Russell showcased more of his classy, elegant side with a self-restrained version of Muddy Water’s “Blow Wind Blow.” Before you knew it, Russell was unleashing a rushing rivulet of traveling notes during Howlin’ Wolf’s “Killing Floor.” Fitz got into the groove with the breezy “It’s All Living” then jumped into thumpier territory in which Russell’s smooth, flowing vocal work was gliding over a pulsating groove. Fitz directed a current of guitar energy. Harmonica man John Devine breezed into the tune with a jittery line that merrily hop scotched through the open spaces in the song.
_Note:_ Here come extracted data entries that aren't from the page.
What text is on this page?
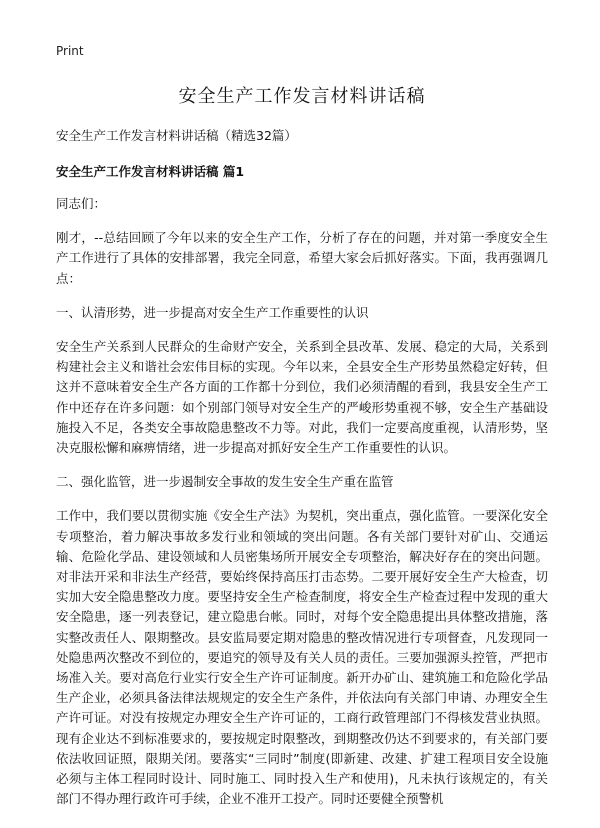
Print
安全生产工作发言材料讲话稿
安全生产工作发言材料讲话稿（精选32篇）
安全生产工作发言材料讲话稿 篇1
同志们：
刚才，--总结回顾了今年以来的安全生产工作，分析了存在的问题，并对第一季度安全生产工作进行了具体的安排部署，我完全同意，希望大家会后抓好落实。下面，我再强调几点：
一、认清形势，进一步提高对安全生产工作重要性的认识
安全生产关系到人民群众的生命财产安全，关系到全县改革、发展、稳定的大局，关系到构建社会主义和谐社会宏伟目标的实现。今年以来，全县安全生产形势虽然稳定好转，但这并不意味着安全生产各方面的工作都十分到位，我们必须清醒的看到，我县安全生产工作中还存在许多问题：如个别部门领导对安全生产的严峻形势重视不够，安全生产基础设施投入不足，各类安全事故隐患整改不力等。对此，我们一定要高度重视，认清形势，坚决克服松懈和麻痹情绪，进一步提高对抓好安全生产工作重要性的认识。
二、强化监管，进一步遏制安全事故的发生安全生产重在监管
工作中，我们要以贯彻实施《安全生产法》为契机，突出重点，强化监管。一要深化安全专项整治，着力解决事故多发行业和领域的突出问题。各有关部门要针对矿山、交通运输、危险化学品、建设领域和人员密集场所开展安全专项整治，解决好存在的突出问题。对非法开采和非法生产经营，要始终保持高压打击态势。二要开展好安全生产大检查，切实加大安全隐患整改力度。要坚持安全生产检查制度，将安全生产检查过程中发现的重大安全隐患，逐一列表登记，建立隐患台帐。同时，对每个安全隐患提出具体整改措施，落实整改责任人、限期整改。县安监局要定期对隐患的整改情况进行专项督查，凡发现同一处隐患两次整改不到位的，要追究的领导及有关人员的责任。三要加强源头控管，严把市场准入关。要对高危行业实行安全生产许可证制度。新开办矿山、建筑施工和危险化学品生产企业，必须具备法律法规规定的安全生产条件，并依法向有关部门申请、办理安全生产许可证。对没有按规定办理安全生产许可证的，工商行政管理部门不得核发营业执照。现有企业达不到标准要求的，要按规定时限整改，到期整改仍达不到要求的，有关部门要依法收回证照，限期关闭。要落实“三同时”制度(即新建、改建、扩建工程项目安全设施必须与主体工程同时设计、同时施工、同时投入生产和使用)，凡未执行该规定的，有关部门不得办理行政许可手续，企业不准开工投产。同时还要健全预警机
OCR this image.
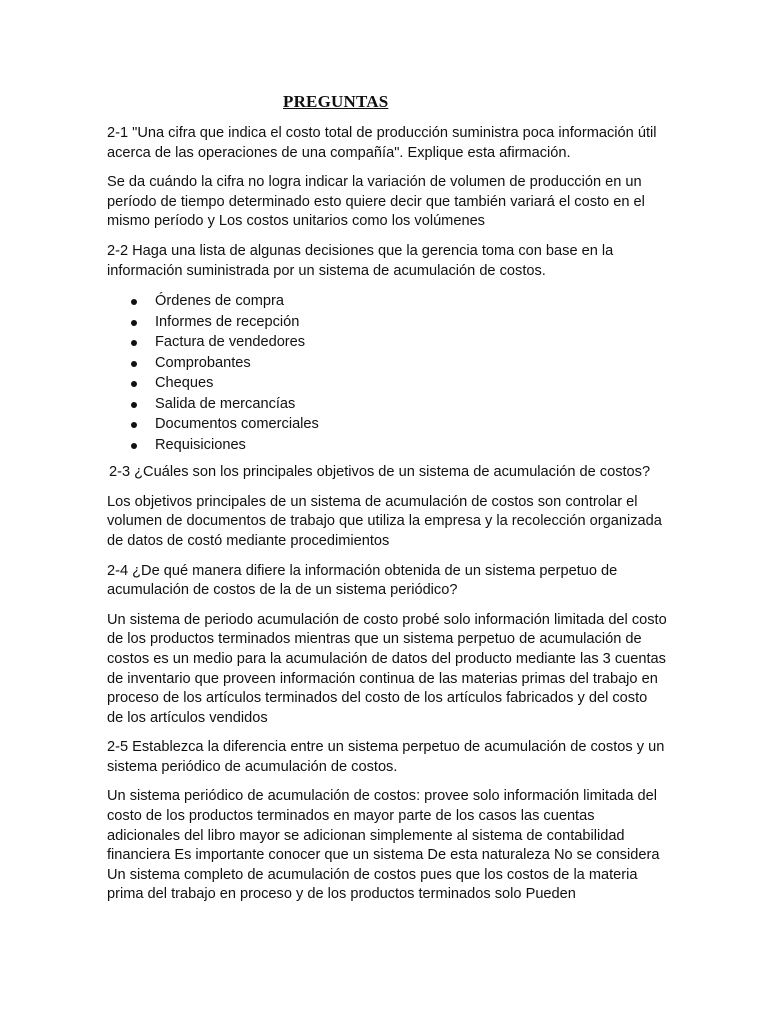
PREGUNTAS

2-1 "Una cifra que indica el costo total de producción suministra poca información útil acerca de las operaciones de una compañía". Explique esta afirmación.

Se da cuándo la cifra no logra indicar la variación de volumen de producción en un período de tiempo determinado esto quiere decir que también variará el costo en el mismo período y Los costos unitarios como los volúmenes

2-2 Haga una lista de algunas decisiones que la gerencia toma con base en la información suministrada por un sistema de acumulación de costos.

Órdenes de compra
Informes de recepción
Factura de vendedores
Comprobantes
Cheques
Salida de mercancías
Documentos comerciales
Requisiciones

2-3 ¿Cuáles son los principales objetivos de un sistema de acumulación de costos?

Los objetivos principales de un sistema de acumulación de costos son controlar el volumen de documentos de trabajo que utiliza la empresa y la recolección organizada de datos de costó mediante procedimientos

2-4 ¿De qué manera difiere la información obtenida de un sistema perpetuo de acumulación de costos de la de un sistema periódico?

Un sistema de periodo acumulación de costo probé solo información limitada del costo de los productos terminados mientras que un sistema perpetuo de acumulación de costos es un medio para la acumulación de datos del producto mediante las 3 cuentas de inventario que proveen información continua de las materias primas del trabajo en proceso de los artículos terminados del costo de los artículos fabricados y del costo de los artículos vendidos

2-5 Establezca la diferencia entre un sistema perpetuo de acumulación de costos y un sistema periódico de acumulación de costos.

Un sistema periódico de acumulación de costos: provee solo información limitada del costo de los productos terminados en mayor parte de los casos las cuentas adicionales del libro mayor se adicionan simplemente al sistema de contabilidad financiera Es importante conocer que un sistema De esta naturaleza No se considera Un sistema completo de acumulación de costos pues que los costos de la materia prima del trabajo en proceso y de los productos terminados solo Pueden
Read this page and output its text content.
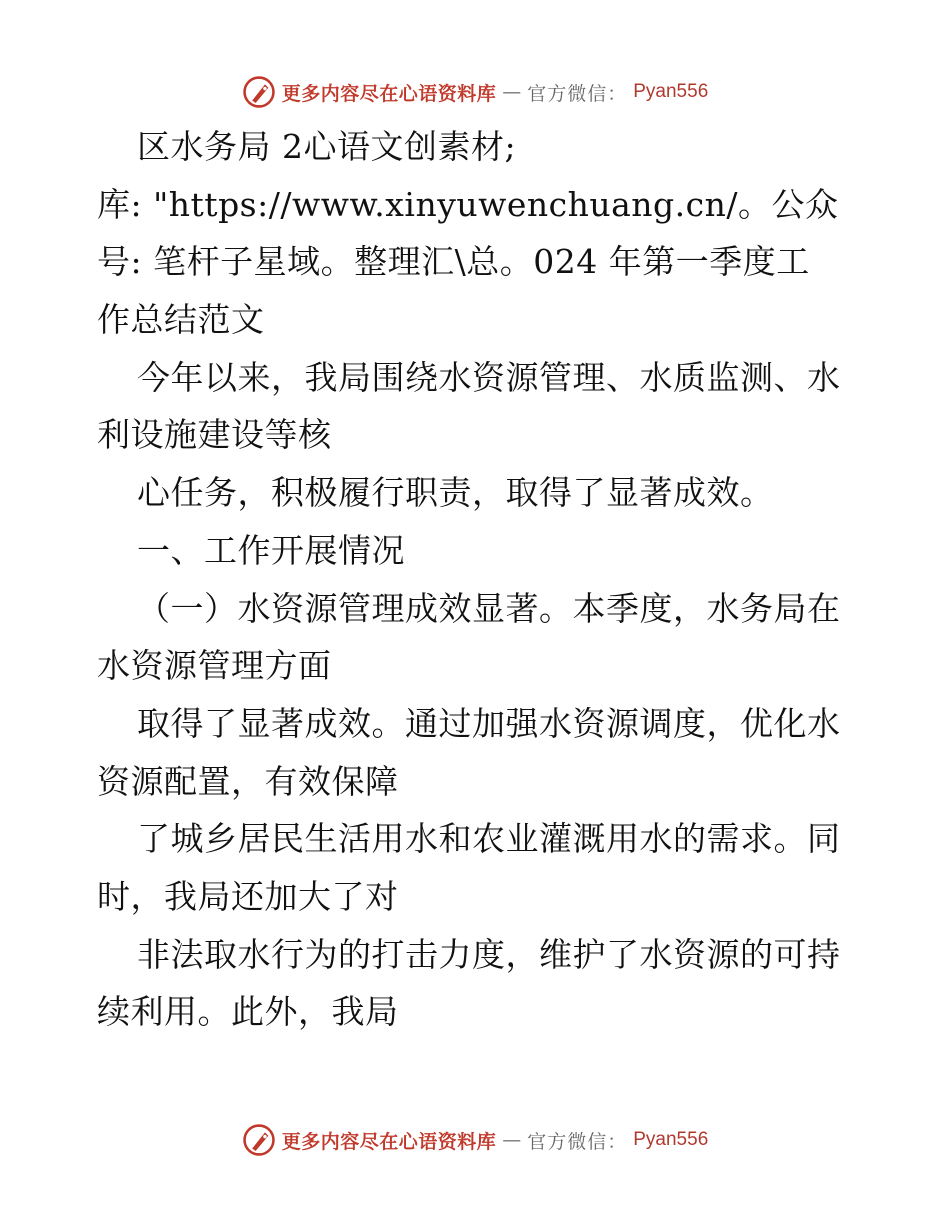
更多内容尽在心语资料库 — 官方微信： Pyan556
区水务局 2心语文创素材;
库: "https://www.xinyuwenchuang.cn/。公众
号: 笔杆子星域。整理汇\总。024 年第一季度工
作总结范文
今年以来，我局围绕水资源管理、水质监测、水
利设施建设等核
心任务，积极履行职责，取得了显著成效。
一、工作开展情况
（一）水资源管理成效显著。本季度，水务局在
水资源管理方面
取得了显著成效。通过加强水资源调度，优化水
资源配置，有效保障
了城乡居民生活用水和农业灌溉用水的需求。同
时，我局还加大了对
非法取水行为的打击力度，维护了水资源的可持
续利用。此外，我局
更多内容尽在心语资料库 — 官方微信： Pyan556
The band lulled people onto the dance floor with the jumpy, uptempo “One Way Out.” Peabody took the song for a joy ride with his wild motion technique while jammer Kevin Willis played bass guitar. The players eventually closed out the night with some classic rock by The Who and other late 1960‘s artists, RKR’s personally narrated story of becoming a musician, and a birthday celebration for Brodies’ Owners. Married for 38 years, both have the same birthday.
Although Fitz and Peabody only had two guests show up to join them and their two features, they kept Brodie’s packed, rocking, and hoping for over four solid hours. Having Russell and Worthington there was a treat for the serious listeners in the room, and Brodie’s always attracts serious blues fans. They all seemed like very happy fans by the end of the evening.